Demikian, dengan adanya seks yang sesuai norma agama. Maka wujud penyakit HIV-AIDS akan nyata terlihat segmentasinya. Karena sebagian besar penderita HIV-AIDS adalah orang-orang yang melakukan hubungan seks ilegal, bahkan jika sudah menikah pun pastinya sebelumnya pernah melakukan seks bebas. Belum lagi dengan para remaja kita yang sudah familiar dengan yang namanya pacaran. Berlanjut dari hubungan biasa dan kemudian berakhir dengan hubungan seks bebas yang memang rentan akan penyakit mematikan ini.
Alangkah lebih baiknya lagi, jika para LSM-LSM tidak mengkampanyekan bahaya seks bebas dengan membagi-bagikan kondom di wilayah umum. Manakala kondom tersebut dibagikan di ranah lokalisasi silakan saja, karena hak tersebut ada dalam pemerintah guna menangani para PSK yang terlanjur jatuh ke dalam penyakit tersebut. Dengan membagi-bagikan kondom secara terbuka, maka jangan kaget jika penderita AIDS bukannya turun tapi terus melaju hingga tingkat yang mengkhawatirkan.

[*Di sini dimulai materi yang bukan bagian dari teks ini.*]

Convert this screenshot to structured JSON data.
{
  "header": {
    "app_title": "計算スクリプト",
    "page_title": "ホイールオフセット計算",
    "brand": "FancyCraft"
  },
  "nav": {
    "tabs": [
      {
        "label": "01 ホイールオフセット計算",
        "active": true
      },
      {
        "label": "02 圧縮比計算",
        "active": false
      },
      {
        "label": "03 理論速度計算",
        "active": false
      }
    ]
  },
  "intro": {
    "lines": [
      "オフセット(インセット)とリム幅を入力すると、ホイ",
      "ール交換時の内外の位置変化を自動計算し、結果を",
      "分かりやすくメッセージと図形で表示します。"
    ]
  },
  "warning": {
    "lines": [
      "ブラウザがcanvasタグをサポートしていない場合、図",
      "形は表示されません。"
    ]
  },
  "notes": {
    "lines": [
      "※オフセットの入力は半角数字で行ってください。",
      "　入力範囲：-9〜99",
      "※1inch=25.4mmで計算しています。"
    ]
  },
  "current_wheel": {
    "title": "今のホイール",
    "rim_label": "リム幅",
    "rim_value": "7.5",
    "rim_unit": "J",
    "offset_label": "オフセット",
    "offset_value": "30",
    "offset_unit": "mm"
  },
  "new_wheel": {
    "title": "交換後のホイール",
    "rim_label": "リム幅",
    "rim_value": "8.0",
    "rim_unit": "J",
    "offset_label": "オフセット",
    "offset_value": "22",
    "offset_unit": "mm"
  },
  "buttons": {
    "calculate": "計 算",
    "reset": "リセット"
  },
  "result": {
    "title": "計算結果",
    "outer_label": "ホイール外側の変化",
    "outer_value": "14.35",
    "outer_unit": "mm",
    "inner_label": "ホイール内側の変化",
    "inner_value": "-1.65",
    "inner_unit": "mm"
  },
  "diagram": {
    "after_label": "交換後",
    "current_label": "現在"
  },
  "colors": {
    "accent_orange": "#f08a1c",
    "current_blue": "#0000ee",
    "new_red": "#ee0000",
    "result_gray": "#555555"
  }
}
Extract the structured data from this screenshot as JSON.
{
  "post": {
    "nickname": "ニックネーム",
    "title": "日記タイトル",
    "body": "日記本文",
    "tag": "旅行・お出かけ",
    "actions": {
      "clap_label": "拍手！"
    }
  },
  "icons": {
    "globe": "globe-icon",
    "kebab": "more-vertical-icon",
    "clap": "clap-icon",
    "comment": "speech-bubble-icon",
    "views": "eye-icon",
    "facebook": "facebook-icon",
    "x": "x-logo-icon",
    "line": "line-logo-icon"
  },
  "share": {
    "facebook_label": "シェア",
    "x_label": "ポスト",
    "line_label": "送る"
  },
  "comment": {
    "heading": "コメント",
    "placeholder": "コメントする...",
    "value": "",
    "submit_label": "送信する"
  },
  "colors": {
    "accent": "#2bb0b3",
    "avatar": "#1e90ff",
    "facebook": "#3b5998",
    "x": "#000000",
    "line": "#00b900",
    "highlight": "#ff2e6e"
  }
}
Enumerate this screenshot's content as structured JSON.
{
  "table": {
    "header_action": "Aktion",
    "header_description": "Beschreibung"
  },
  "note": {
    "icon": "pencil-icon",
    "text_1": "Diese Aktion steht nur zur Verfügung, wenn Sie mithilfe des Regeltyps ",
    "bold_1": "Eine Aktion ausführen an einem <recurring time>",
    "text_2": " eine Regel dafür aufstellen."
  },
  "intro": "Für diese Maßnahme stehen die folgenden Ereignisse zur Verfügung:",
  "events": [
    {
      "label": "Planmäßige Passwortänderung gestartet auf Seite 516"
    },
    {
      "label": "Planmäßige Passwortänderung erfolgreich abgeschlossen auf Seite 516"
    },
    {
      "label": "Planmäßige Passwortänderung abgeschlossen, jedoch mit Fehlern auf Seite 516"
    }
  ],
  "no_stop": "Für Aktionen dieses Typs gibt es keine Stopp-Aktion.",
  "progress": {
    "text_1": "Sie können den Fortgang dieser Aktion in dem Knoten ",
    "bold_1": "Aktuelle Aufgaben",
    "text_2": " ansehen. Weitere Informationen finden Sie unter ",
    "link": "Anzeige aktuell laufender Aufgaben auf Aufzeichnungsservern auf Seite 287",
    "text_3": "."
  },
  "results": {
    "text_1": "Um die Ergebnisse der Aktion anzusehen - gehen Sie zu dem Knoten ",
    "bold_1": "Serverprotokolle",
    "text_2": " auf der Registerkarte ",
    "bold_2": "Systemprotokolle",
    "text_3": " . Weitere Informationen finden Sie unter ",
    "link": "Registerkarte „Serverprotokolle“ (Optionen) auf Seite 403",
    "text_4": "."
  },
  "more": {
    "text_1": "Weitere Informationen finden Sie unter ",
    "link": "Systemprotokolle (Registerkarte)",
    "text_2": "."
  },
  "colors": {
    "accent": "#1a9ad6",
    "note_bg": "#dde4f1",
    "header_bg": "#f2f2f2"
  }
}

Upaya pemerintah pun, baik pemerintah pusat maupun daerah. Hendaknya bekerja lebih intensif sesuai dengan domain mereka. Jika pemerintah pusat bisa memasukkan kurikulum pendidikan seks ada dalam pelajaran agama. Kenapa tidak? Bukannya seks dalam agama bisa diperjelas secara hitam dan putihnya. Untuk pemerintah daerah sendiri, akan lebihnya mengurangi jumlah kondom yang bertebaran guna menjaga jatuhnya kembali korban akan iming-iming mainan sesaat ini. Bahkan bila perlu, kondom hanya akan diperjualbelikan untuk para suami istri yang sah, guna meredam penggunaan kondom yang tidak pada tempatnya.
Terakhir, pemerintah daerah dapat lebih menekan pusat-pusat lokalisasi agar mati secara berangsur-angsur. Contoh kasus adalah penanganan pemkot Surabaya dalam mengawal lokalisasi Kremil menuju kematian. Beragam cara dilakukan agar Kremil berubah status dan pusat lokalisasi bisa dimatikan. Secara preventif, memang para pengguana lokalisasi turun drastis akibat oembatasan penambahan PSK baru. Secara kuratif pun, para ”mantan” PSK tersebut juga dibekali ilmu-ilmu kewirausahaan sebagai bekal hidup selanjutnya. Seperti inilah, langkah konkret pemerintah yang patut dicontoh pemerintah daerah lainnya bahkan LSM-LSM sekalipun yang giat dan fokus akan isu-isu HIV-AIDS.